Dalam mendulang suara pemilih, NU dan Masyumi sama-sama memperebutkan suara dari golongan santri atau pondok pesantren. Sementara PNI dan PKI berebut dukungan dari orang-orang yang memiliki pengaruh atas golongan abangan.
“Masyumi dan NU berupaya membangun organisasinya di atas bahu pemuka agama di desa, kiai atau guru ngaji kalau ada, haji kalau ada, pengurus masjid kalau ada atau pejabat agama pada dewan desa,” dikutip dari buku Pemilihan Umum 1955 di Indonesia.
Sebagai parpol, NU mengusung lambang bola bumi yang dikelilingi tali bersimpul dengan deretan sembilan bintang di pinggirnya. Tali melambangkan Islam dan sembilan bintang adalah Wali Songo.
Serangan politik yang tertuju pada gambar partai juga menimpa PNI. PNI yang mentahbiskan diri sebagai rumah kaum nasionalis memakai hewan banteng sebagai logo partai.
Rakyat Indonesia diibaratkan sebagai banteng, yakni sabar dan tidak cepat naik darah, namun sekali marah akan mengamuk tanpa ampun. Sementara PSI (Partai Sosialis Indonesia) pimpinan Sutan Sjahrir memakai logo bintang lima segi.

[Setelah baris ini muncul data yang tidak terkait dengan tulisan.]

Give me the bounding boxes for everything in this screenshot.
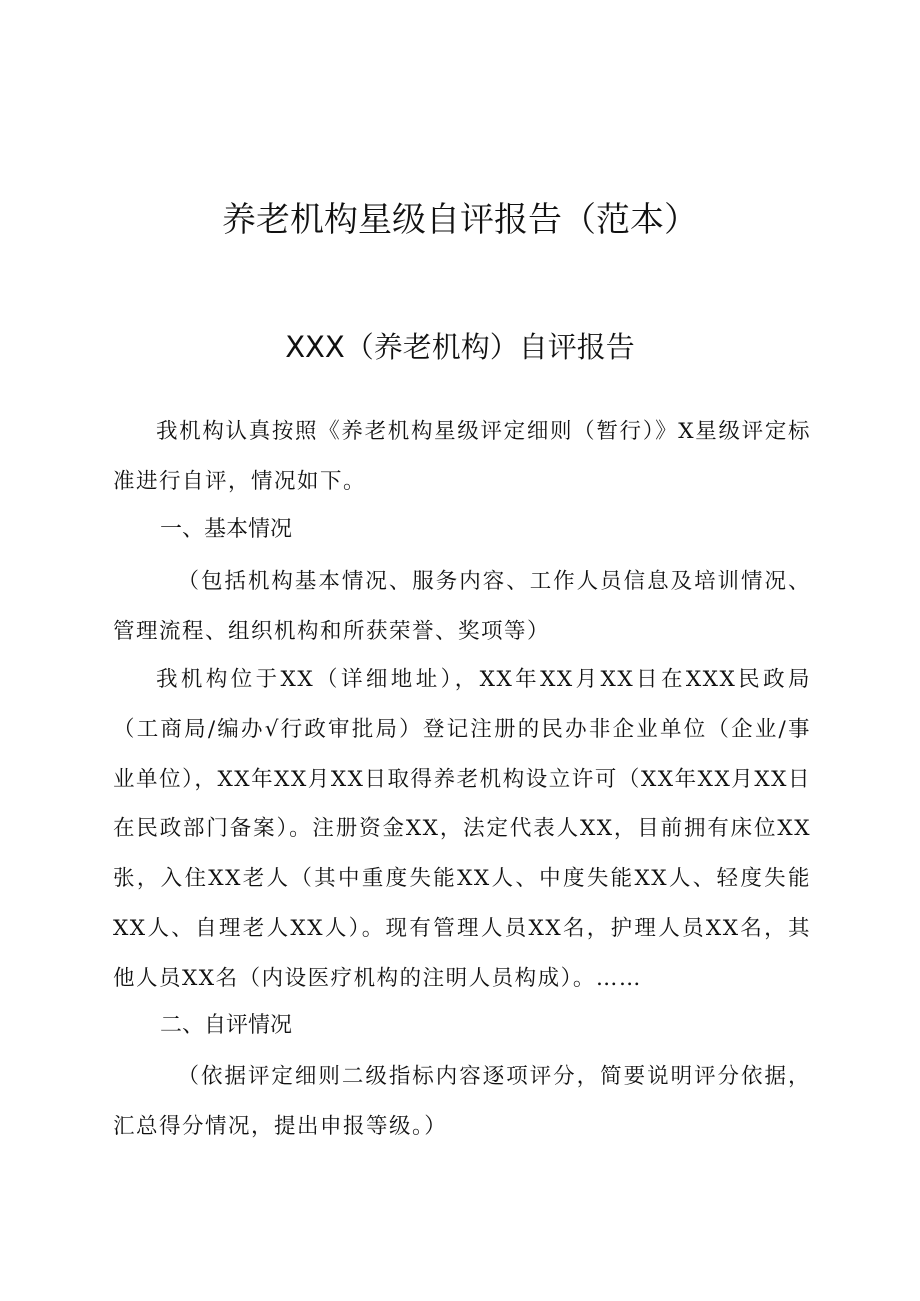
document-subtitle: XXX（养老机构）自评报告: [285, 330, 635, 364]
section-note-basic-info: （包括机构基本情况、服务内容、工作人员信息及培训情况、管理流程、组织机构和所获荣誉、奖项等）: [113, 569, 811, 644]
section-body-basic-info: 我机构位于XX（详细地址），XX年XX月XX日在XXX民政局（工商局/编办√行政审批局）登记注册的民办非企业单位（企业/事业单位），XX年XX月XX日取得养老机构设立许可（XX年XX月XX日在民政部门备案）。注册资金XX，法定代表人XX，目前拥有床位XX张，入住XX老人（其中重度失能XX人、中度失能XX人、轻度失能XX人、自理老人XX人）。现有管理人员XX名，护理人员XX名，其他人员XX名（内设医疗机构的注明人员构成）。……: [113, 667, 811, 991]
section-heading-basic-info: 一、基本情况: [160, 517, 293, 542]
document-title: 养老机构星级自评报告（范本）: [222, 200, 698, 240]
section-note-self-evaluation: （依据评定细则二级指标内容逐项评分，简要说明评分依据，汇总得分情况，提出申报等级。）: [113, 1064, 811, 1139]
intro-paragraph: 我机构认真按照《养老机构星级评定细则（暂行）》X星级评定标准进行自评，情况如下。: [113, 419, 811, 494]
section-heading-self-evaluation: 二、自评情况: [160, 1013, 293, 1038]
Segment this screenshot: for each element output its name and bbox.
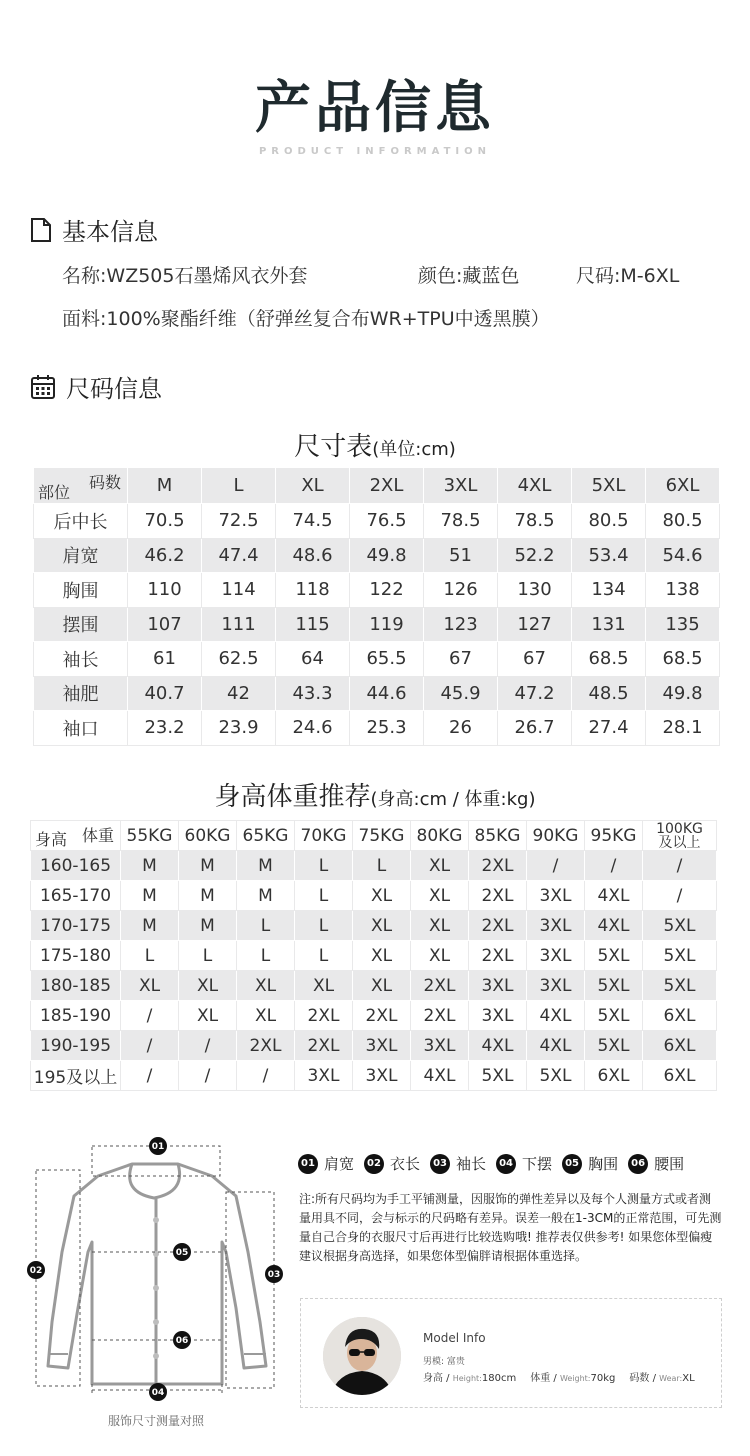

PSI di Jawa Tengah dan Jawa Timur memakai penafsiran takhayul Jawa, yakni mimpi kejatuhan bintang sama halnya akan mendapat rezeki.
Yang mengejutkan adalah terobosan yang dilakukan PKI dengan lambang palu aritnya. Dalam kampanye secara luas di depan rakyat, PKI memakai semboyan paling sederhana, yakni menyatakan, “PNI partai priyayi, Masyumi dan NU partai santri, tetapi PKI partai rakyat”.
Hasil pemilu 1955 menunjukkan suara kaum nasionalis secara nasional masih yang tertinggi, yakni PNI menempati urutan pertama yang disusul oleh Masyumi, NU dan PKI.
Sementara perolehan suara terbanyak urutan kelima dipegang PSII. Sedangkan PSI berada pada urutan kedelapan, yakni di bawah perolehan suara Parkindo dan Partai Katolik.